Le président égyptien Abdel Fattah el-Sissi a coopéré avec Israël pour acheminer des marchandises à Gaza et aider à maintenir le siège.

En outre, le rôle central de l'Égypte dans les négociations sur le cessez-le-feu a rétabli l'importance de l'Égypte sur l'échiquier mondial.

"En retour, le Caire a gagné beaucoup de soutien supplémentaire de la part de Washington", note Timothy E. Kaldas. La Maison Blanche a en effet accordé à l'Égypte une aide militaire qui s'élève en tout à 1,16 milliard d'euros en 2024.

"C'est la première fois que l'administration Biden accorde le montant total", souligne Thimothy E. Kaldas, qui précise que, par le passé, Washington retenait au moins une partie de l'aide conditionnée aux droits de l'homme.

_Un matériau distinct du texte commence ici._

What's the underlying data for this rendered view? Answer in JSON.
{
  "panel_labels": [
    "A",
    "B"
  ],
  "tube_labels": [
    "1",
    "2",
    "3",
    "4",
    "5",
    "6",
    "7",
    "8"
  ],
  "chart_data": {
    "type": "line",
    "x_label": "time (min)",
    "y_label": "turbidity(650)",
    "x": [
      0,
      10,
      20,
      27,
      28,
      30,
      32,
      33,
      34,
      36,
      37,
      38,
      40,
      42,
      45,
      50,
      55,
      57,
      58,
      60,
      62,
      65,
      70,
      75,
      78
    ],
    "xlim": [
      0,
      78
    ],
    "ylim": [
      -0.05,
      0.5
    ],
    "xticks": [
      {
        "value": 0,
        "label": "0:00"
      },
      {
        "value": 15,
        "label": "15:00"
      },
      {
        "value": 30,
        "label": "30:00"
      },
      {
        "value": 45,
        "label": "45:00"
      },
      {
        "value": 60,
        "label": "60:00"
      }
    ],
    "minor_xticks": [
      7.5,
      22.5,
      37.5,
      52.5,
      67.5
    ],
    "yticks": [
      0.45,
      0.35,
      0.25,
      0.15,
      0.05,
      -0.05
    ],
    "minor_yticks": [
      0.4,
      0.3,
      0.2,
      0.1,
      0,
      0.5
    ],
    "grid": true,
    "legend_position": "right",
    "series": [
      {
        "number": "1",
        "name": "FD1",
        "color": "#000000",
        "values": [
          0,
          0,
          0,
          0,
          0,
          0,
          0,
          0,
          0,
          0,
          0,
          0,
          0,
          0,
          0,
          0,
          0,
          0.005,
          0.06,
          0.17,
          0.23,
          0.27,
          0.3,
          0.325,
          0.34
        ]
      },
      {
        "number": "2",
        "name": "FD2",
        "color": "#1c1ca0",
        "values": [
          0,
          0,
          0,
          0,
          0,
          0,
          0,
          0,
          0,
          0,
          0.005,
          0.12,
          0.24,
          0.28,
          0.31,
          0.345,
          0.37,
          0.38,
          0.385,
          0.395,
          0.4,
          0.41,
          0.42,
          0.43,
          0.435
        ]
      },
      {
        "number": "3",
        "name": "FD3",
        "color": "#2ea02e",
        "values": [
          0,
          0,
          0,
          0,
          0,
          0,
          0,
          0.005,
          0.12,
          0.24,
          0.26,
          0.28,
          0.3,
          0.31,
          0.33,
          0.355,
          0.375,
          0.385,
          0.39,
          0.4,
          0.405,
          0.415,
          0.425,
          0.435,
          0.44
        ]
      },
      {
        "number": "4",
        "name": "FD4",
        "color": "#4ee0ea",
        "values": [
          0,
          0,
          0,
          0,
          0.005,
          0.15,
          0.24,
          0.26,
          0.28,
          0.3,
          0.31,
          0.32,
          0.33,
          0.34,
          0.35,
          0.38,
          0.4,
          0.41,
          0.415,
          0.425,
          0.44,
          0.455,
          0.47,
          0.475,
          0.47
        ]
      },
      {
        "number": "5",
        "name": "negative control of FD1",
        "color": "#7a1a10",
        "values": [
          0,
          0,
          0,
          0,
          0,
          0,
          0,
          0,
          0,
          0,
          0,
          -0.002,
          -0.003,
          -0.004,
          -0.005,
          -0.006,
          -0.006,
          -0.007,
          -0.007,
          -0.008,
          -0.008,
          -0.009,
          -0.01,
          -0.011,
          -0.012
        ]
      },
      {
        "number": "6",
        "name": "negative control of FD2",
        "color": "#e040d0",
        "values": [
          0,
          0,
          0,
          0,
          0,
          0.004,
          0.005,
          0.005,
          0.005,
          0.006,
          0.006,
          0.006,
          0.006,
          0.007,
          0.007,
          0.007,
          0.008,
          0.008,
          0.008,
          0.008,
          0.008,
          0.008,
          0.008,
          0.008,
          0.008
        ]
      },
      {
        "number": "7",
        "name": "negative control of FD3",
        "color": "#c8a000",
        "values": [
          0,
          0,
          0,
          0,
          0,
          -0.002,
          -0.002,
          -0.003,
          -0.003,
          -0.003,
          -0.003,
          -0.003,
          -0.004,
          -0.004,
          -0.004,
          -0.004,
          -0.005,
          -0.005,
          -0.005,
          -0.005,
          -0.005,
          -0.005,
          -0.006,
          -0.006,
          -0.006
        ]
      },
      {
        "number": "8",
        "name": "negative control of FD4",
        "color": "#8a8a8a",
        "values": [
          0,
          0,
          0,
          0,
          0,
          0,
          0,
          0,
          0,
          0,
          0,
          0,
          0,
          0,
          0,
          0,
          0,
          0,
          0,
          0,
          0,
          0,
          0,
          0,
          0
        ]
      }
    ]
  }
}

"Pourtant, en réalité, les résultats de l'Égypte sont nettement moins bons sur ce front", constate le chercheur.

Le président al-Sissi en tire aussi profit sur le plan intérieur : depuis le 7 octobre, les Égyptiens se concentrent moins sur la détérioration de l'économie égyptienne que sur les "horribles crimes de guerre commis par Israël contre les civils palestiniens vivant à Gaza" qui accaparent désormais leur attention, selon Timothy E. Kaldas.

Et le chercheur de conclure que dorénavant, les dirigeants égyptiens devront eux aussi se livrer à un numéro d'équilibriste pour conserver le soutien renouvelé de l'Occident.